🤖 AI Summary
This work addresses the challenge in micro-expression recognition that identical facial action units (AUs) often correspond to different emotions, resulting in high visual similarity and the neglect of implicit emotional cues in existing approaches. To tackle this issue, the authors propose a dual-branch network: a motion branch guided by AU detection to extract explicit dynamic features, and an emotion branch incorporating a Sparse Emotion Vision Transformer (SEViT) to capture multi-scale local temporal emotional clues. The two types of features are explicitly disentangled via an orthogonality loss, and a Collaborative Fusion Module (CoFM) adaptively integrates them. This method is the first to achieve explicit disentanglement of motion and emotion features in micro-expressions, significantly outperforming state-of-the-art methods on three benchmark datasets and substantially improving both recognition accuracy and generalization capability.
📝 Abstract
Unlike macro-expression, micro-expression does not follow a strictly consistent mapping rule between emotions and Action Units (AUs). As a result, some micro-expressions share identical AUs yet represent completely opposite emotional categories, making them highly visually similar.

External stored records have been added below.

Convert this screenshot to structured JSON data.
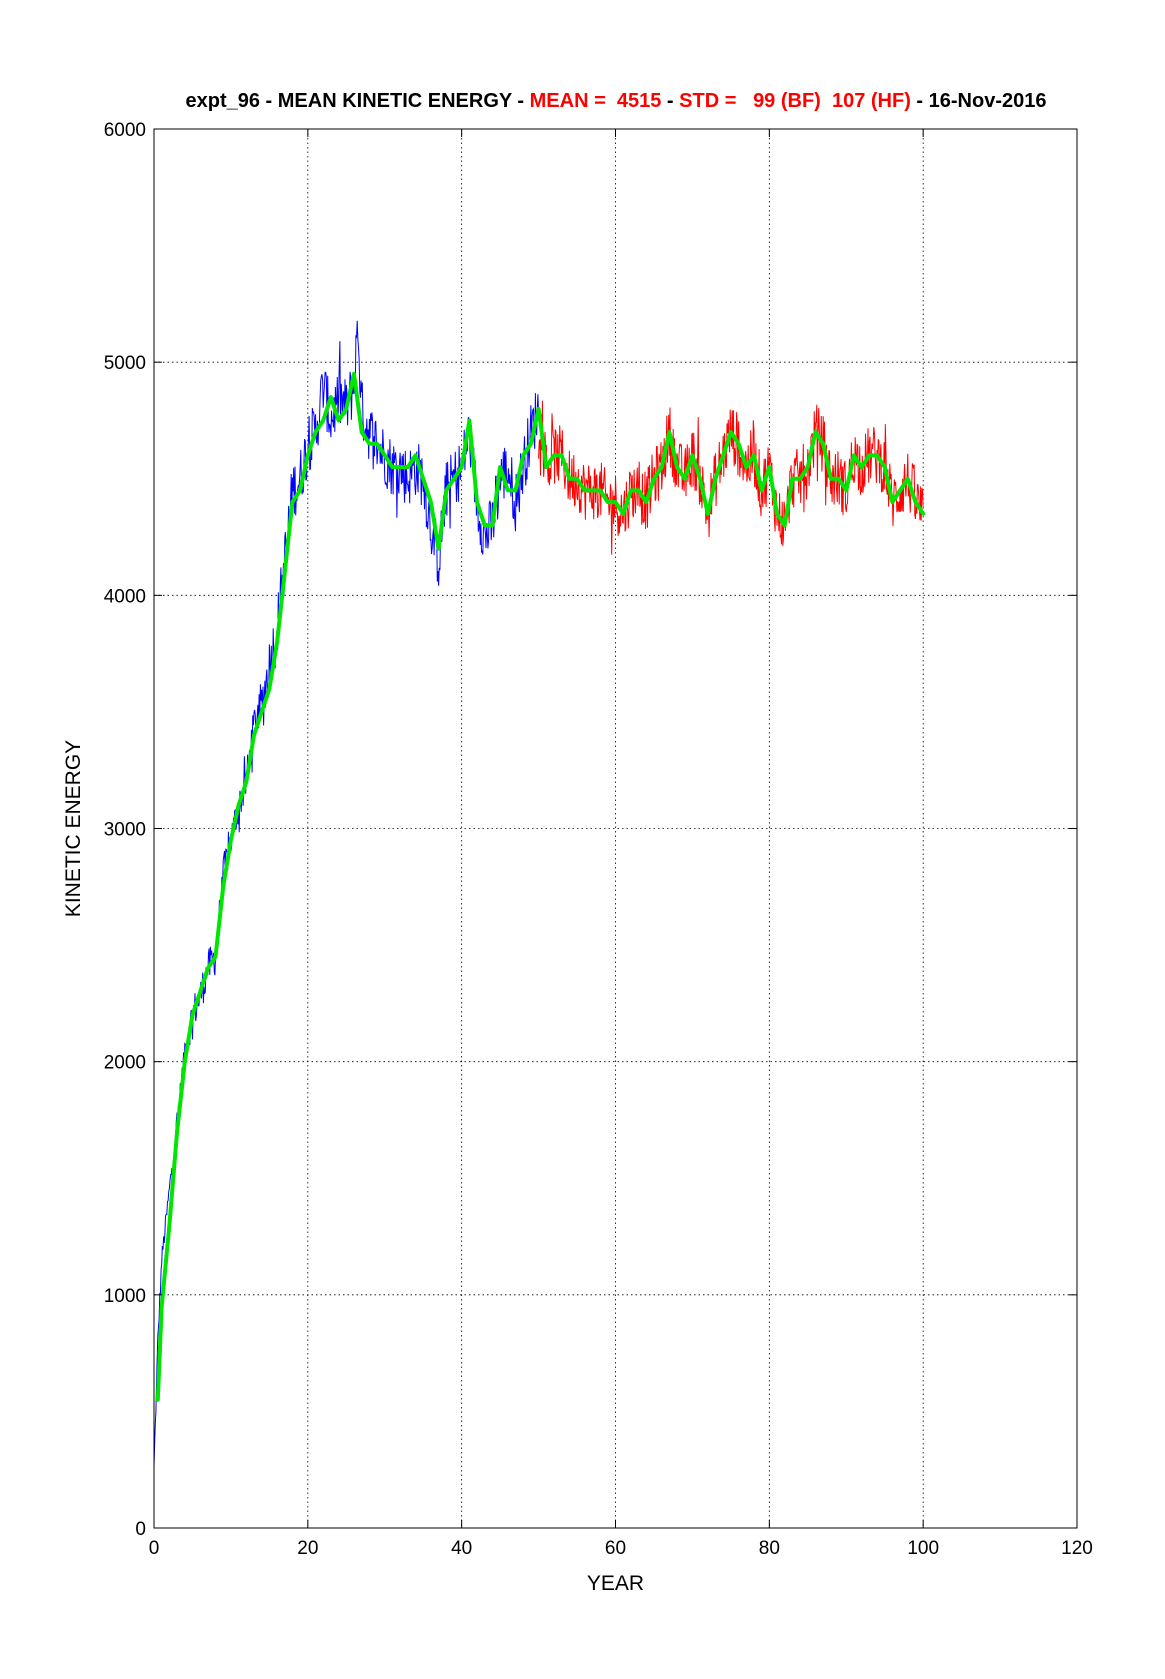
{
  "chart_data": {
    "type": "line",
    "title_parts": [
      {
        "text": "expt_96 - MEAN KINETIC ENERGY - ",
        "color": "#000000"
      },
      {
        "text": "MEAN =  4515",
        "color": "#ff0000"
      },
      {
        "text": " - ",
        "color": "#000000"
      },
      {
        "text": "STD =   99 (BF)  107 (HF)",
        "color": "#ff0000"
      },
      {
        "text": " - 16-Nov-2016",
        "color": "#000000"
      }
    ],
    "xlabel": "YEAR",
    "ylabel": "KINETIC ENERGY",
    "xlim": [
      0,
      120
    ],
    "ylim": [
      0,
      6000
    ],
    "xticks": [
      0,
      20,
      40,
      60,
      80,
      100,
      120
    ],
    "yticks": [
      0,
      1000,
      2000,
      3000,
      4000,
      5000,
      6000
    ],
    "grid": true,
    "series": [
      {
        "color": "#0000ff",
        "style": "thin-noisy",
        "x": [
          0,
          0.5,
          1,
          2,
          3,
          4,
          5,
          6,
          7,
          8,
          9,
          10,
          11,
          12,
          13,
          14,
          15,
          16,
          17,
          18,
          19,
          20,
          21,
          22,
          23,
          24,
          25,
          26,
          26.5,
          27,
          28,
          29,
          30,
          31,
          32,
          33,
          34,
          35,
          36,
          37,
          38,
          39,
          40,
          41,
          42,
          43,
          44,
          45,
          46,
          47,
          48,
          49,
          50
        ],
        "y": [
          250,
          800,
          1150,
          1450,
          1750,
          2050,
          2200,
          2280,
          2400,
          2450,
          2800,
          2950,
          3100,
          3200,
          3450,
          3520,
          3700,
          3850,
          4150,
          4450,
          4500,
          4650,
          4700,
          4900,
          4750,
          4850,
          4800,
          4900,
          5150,
          4800,
          4700,
          4650,
          4600,
          4550,
          4550,
          4500,
          4550,
          4500,
          4300,
          4150,
          4450,
          4500,
          4550,
          4700,
          4400,
          4250,
          4300,
          4500,
          4550,
          4400,
          4550,
          4700,
          4800
        ]
      },
      {
        "color": "#ff0000",
        "style": "thin-noisy",
        "x": [
          50,
          51,
          52,
          53,
          54,
          55,
          56,
          57,
          58,
          59,
          60,
          61,
          62,
          63,
          64,
          65,
          66,
          67,
          68,
          69,
          70,
          71,
          72,
          73,
          74,
          75,
          76,
          77,
          78,
          79,
          80,
          81,
          82,
          83,
          84,
          85,
          86,
          87,
          88,
          89,
          90,
          91,
          92,
          93,
          94,
          95,
          96,
          97,
          98,
          99,
          100
        ],
        "y": [
          4800,
          4550,
          4600,
          4600,
          4500,
          4500,
          4450,
          4450,
          4450,
          4400,
          4400,
          4350,
          4450,
          4450,
          4400,
          4500,
          4550,
          4700,
          4550,
          4500,
          4600,
          4500,
          4350,
          4500,
          4600,
          4700,
          4650,
          4550,
          4600,
          4450,
          4550,
          4350,
          4300,
          4500,
          4500,
          4550,
          4700,
          4650,
          4500,
          4500,
          4450,
          4600,
          4550,
          4600,
          4600,
          4550,
          4400,
          4450,
          4500,
          4400,
          4350
        ]
      },
      {
        "color": "#00e600",
        "style": "thick-smooth",
        "x": [
          0.5,
          1,
          2,
          3,
          4,
          5,
          6,
          7,
          8,
          9,
          10,
          11,
          12,
          13,
          14,
          15,
          16,
          17,
          18,
          19,
          20,
          21,
          22,
          23,
          24,
          25,
          26,
          27,
          28,
          29,
          30,
          31,
          32,
          33,
          34,
          35,
          36,
          37,
          38,
          39,
          40,
          41,
          42,
          43,
          44,
          45,
          46,
          47,
          48,
          49,
          50,
          51,
          52,
          53,
          54,
          55,
          56,
          57,
          58,
          59,
          60,
          61,
          62,
          63,
          64,
          65,
          66,
          67,
          68,
          69,
          70,
          71,
          72,
          73,
          74,
          75,
          76,
          77,
          78,
          79,
          80,
          81,
          82,
          83,
          84,
          85,
          86,
          87,
          88,
          89,
          90,
          91,
          92,
          93,
          94,
          95,
          96,
          97,
          98,
          99,
          100
        ],
        "y": [
          550,
          950,
          1300,
          1700,
          2000,
          2200,
          2300,
          2400,
          2450,
          2750,
          2950,
          3100,
          3200,
          3400,
          3500,
          3600,
          3800,
          4100,
          4400,
          4450,
          4600,
          4700,
          4750,
          4850,
          4750,
          4800,
          4950,
          4700,
          4650,
          4650,
          4600,
          4550,
          4550,
          4550,
          4600,
          4500,
          4400,
          4200,
          4450,
          4500,
          4550,
          4750,
          4400,
          4300,
          4300,
          4550,
          4450,
          4450,
          4600,
          4650,
          4800,
          4550,
          4600,
          4600,
          4500,
          4500,
          4450,
          4450,
          4450,
          4400,
          4400,
          4350,
          4450,
          4450,
          4400,
          4500,
          4550,
          4700,
          4550,
          4500,
          4600,
          4500,
          4350,
          4500,
          4600,
          4700,
          4650,
          4550,
          4600,
          4450,
          4550,
          4350,
          4300,
          4500,
          4500,
          4550,
          4700,
          4650,
          4500,
          4500,
          4450,
          4600,
          4550,
          4600,
          4600,
          4550,
          4400,
          4450,
          4500,
          4400,
          4350
        ]
      }
    ]
  }
}
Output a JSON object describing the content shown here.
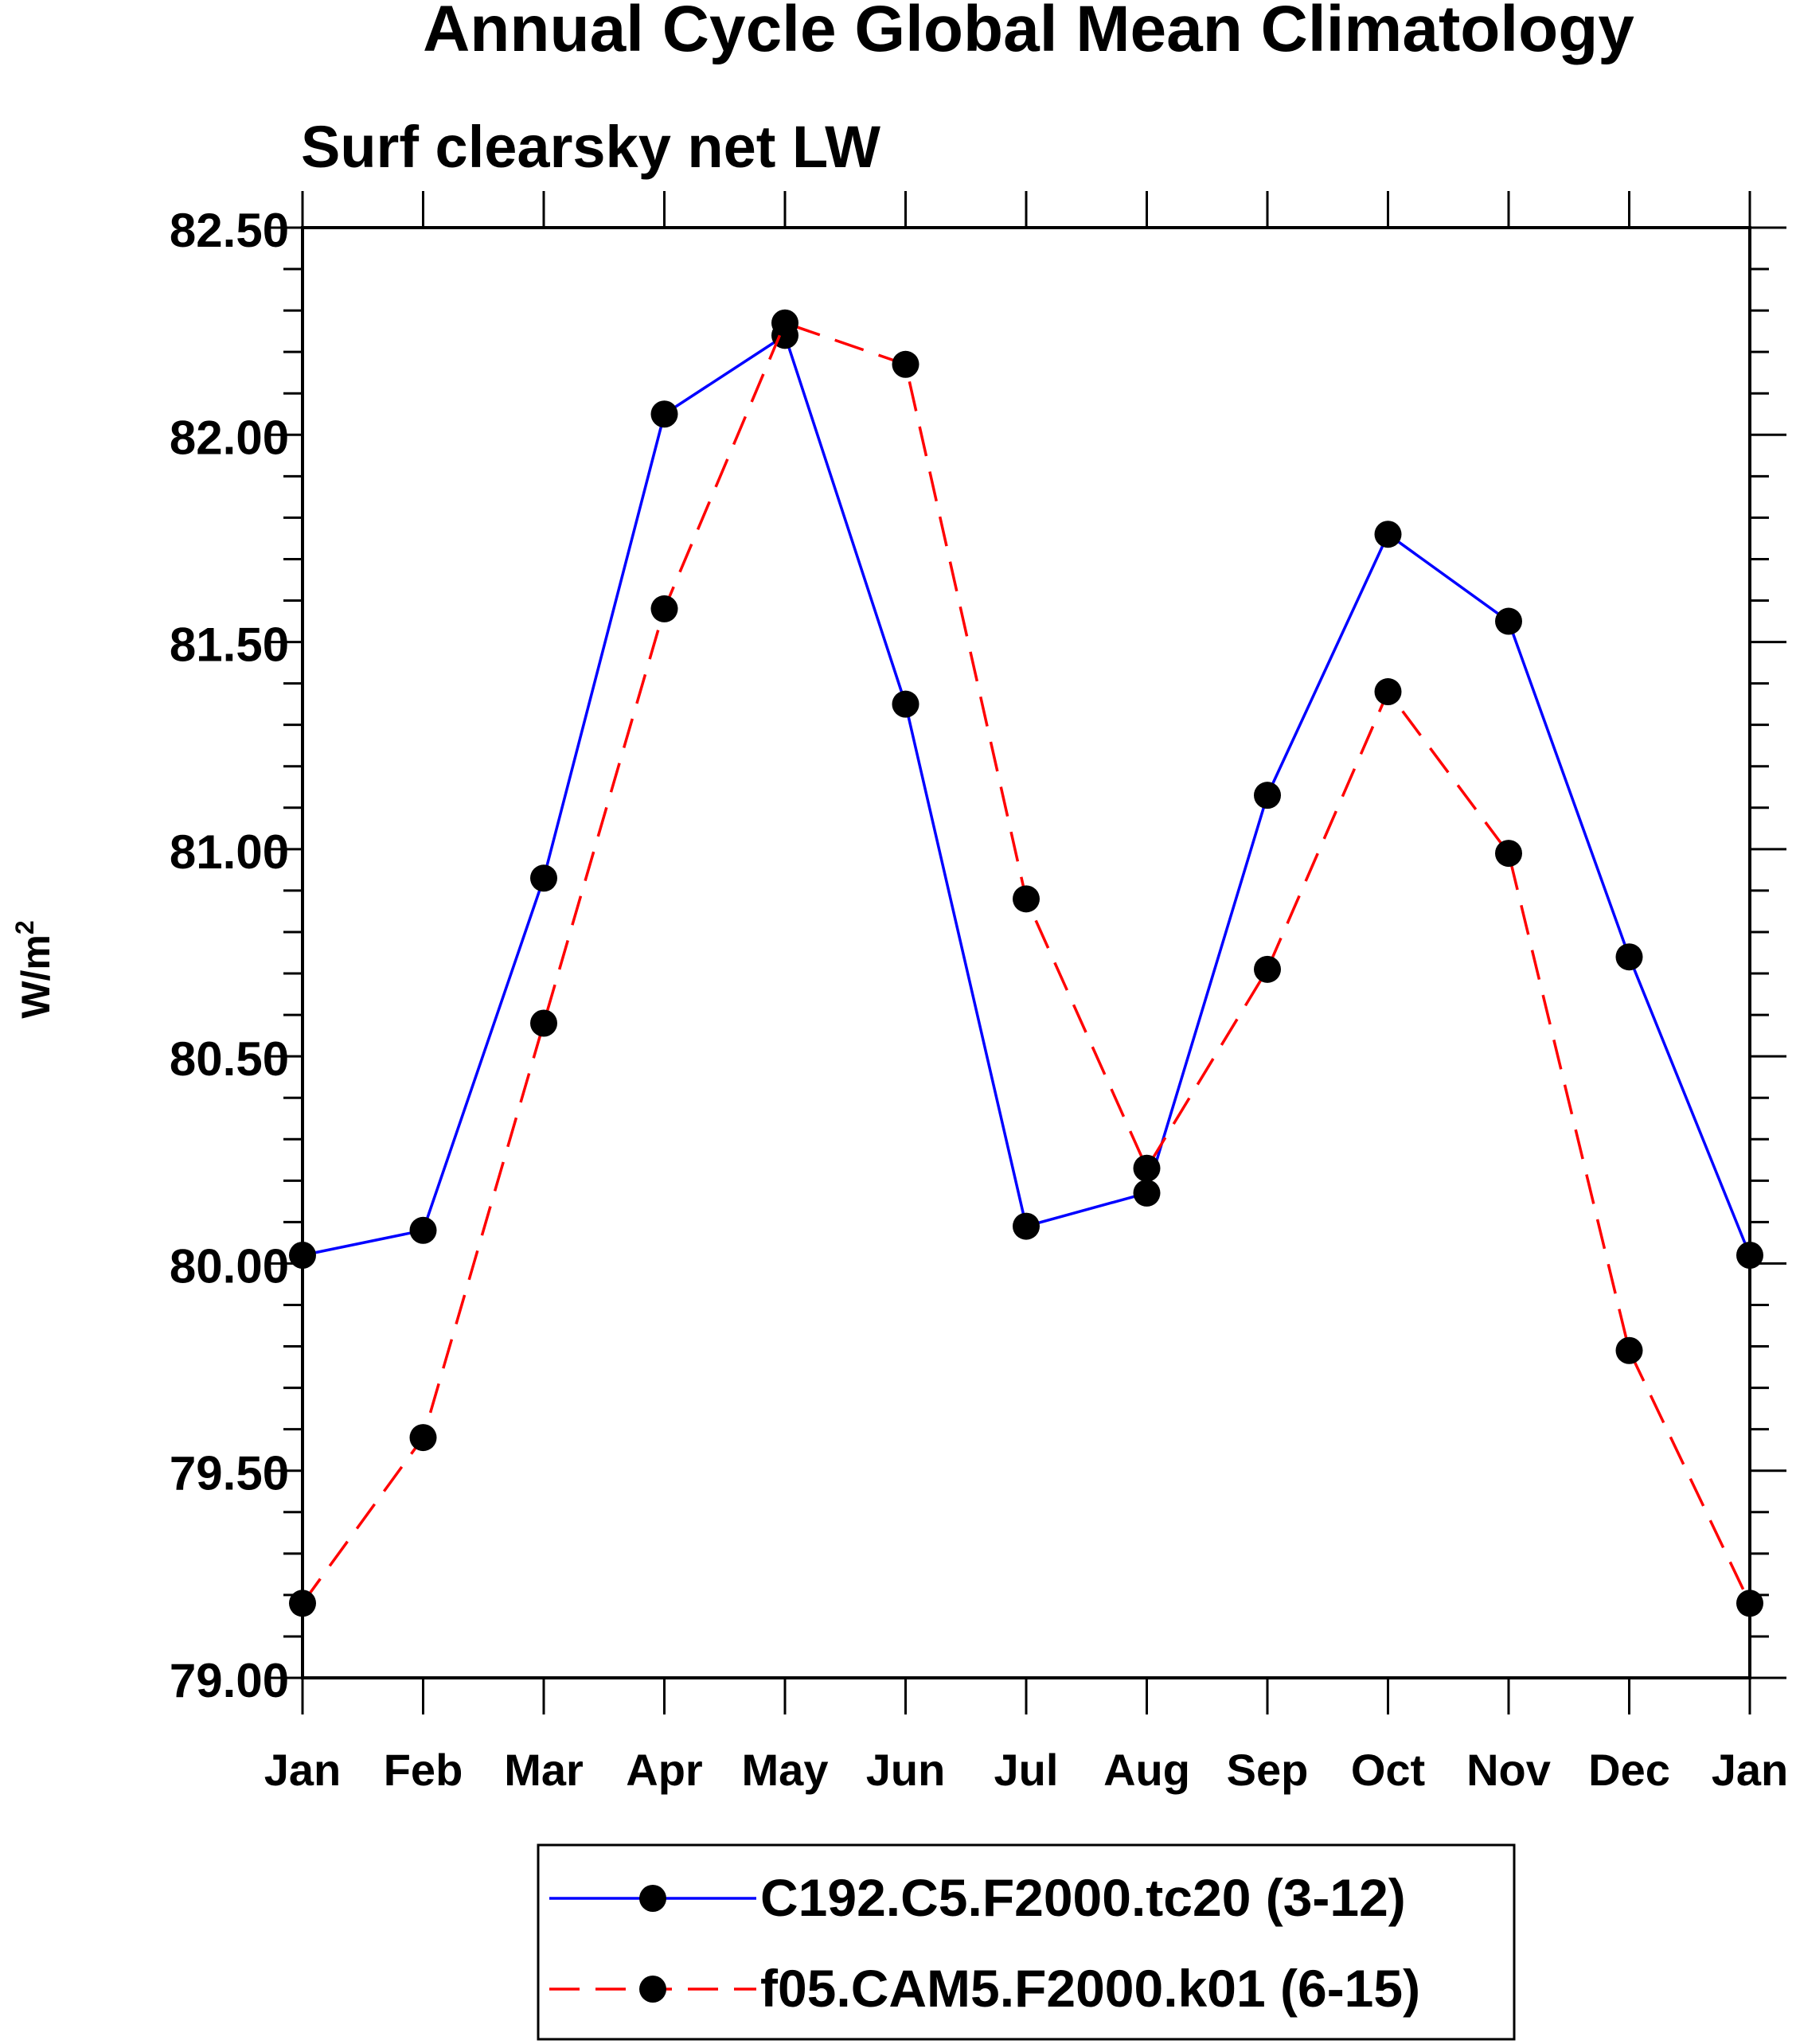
{
  "chart_data": {
    "type": "line",
    "title": "Annual Cycle Global Mean Climatology",
    "subtitle": "Surf clearsky net LW",
    "xlabel": "",
    "ylabel": "W/m",
    "ylabel_sup": "2",
    "categories": [
      "Jan",
      "Feb",
      "Mar",
      "Apr",
      "May",
      "Jun",
      "Jul",
      "Aug",
      "Sep",
      "Oct",
      "Nov",
      "Dec",
      "Jan"
    ],
    "ylim": [
      79.0,
      82.5
    ],
    "yticks": [
      79.0,
      79.5,
      80.0,
      80.5,
      81.0,
      81.5,
      82.0,
      82.5
    ],
    "ytick_labels": [
      "79.00",
      "79.50",
      "80.00",
      "80.50",
      "81.00",
      "81.50",
      "82.00",
      "82.50"
    ],
    "grid": false,
    "legend_position": "bottom-center",
    "series": [
      {
        "name": "C192.C5.F2000.tc20 (3-12)",
        "color": "#0000ff",
        "style": "solid",
        "marker": "circle",
        "values": [
          80.02,
          80.08,
          80.93,
          82.05,
          82.24,
          81.35,
          80.09,
          80.17,
          81.13,
          81.76,
          81.55,
          80.74,
          80.02
        ]
      },
      {
        "name": "f05.CAM5.F2000.k01 (6-15)",
        "color": "#ff0000",
        "style": "dashed",
        "marker": "circle",
        "values": [
          79.18,
          79.58,
          80.58,
          81.58,
          82.27,
          82.17,
          80.88,
          80.23,
          80.71,
          81.38,
          80.99,
          79.79,
          79.18
        ]
      }
    ]
  }
}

Existing microexpression recognition (MER) methods mostly rely on explicit facial motion cues (e.g., optical flow, frame differences, AU features) while ignoring implicit emotion information. To tackle this issue, this paper presents a Motion Emotion Feature Decoupling Network (MEDN) for MER. We design a dual-branch framework to separately extract motion and emotion features. In the motion branch, an AU-detection task restricts features to the explicit motion domain, and orthogonal loss is adopted to reduce motion emotion feature coupling. For implicit emotion modeling, we propose a Sparse Emotion Vision Transformer (SEVit) that sparsifies spatial tokens to highlight local temporal variations with multi-scale sparsity rates. A Collaborative Fusion Module (CoFM) is further developed to fuse disentangled motion and emotion features adaptively. Extensive experiments on three benchmark datasets validate that MEDN effectively decouples motion and emotion features and achieves superior recognition performance, offering a new perspective for enhancing recognition accuracy and generalization.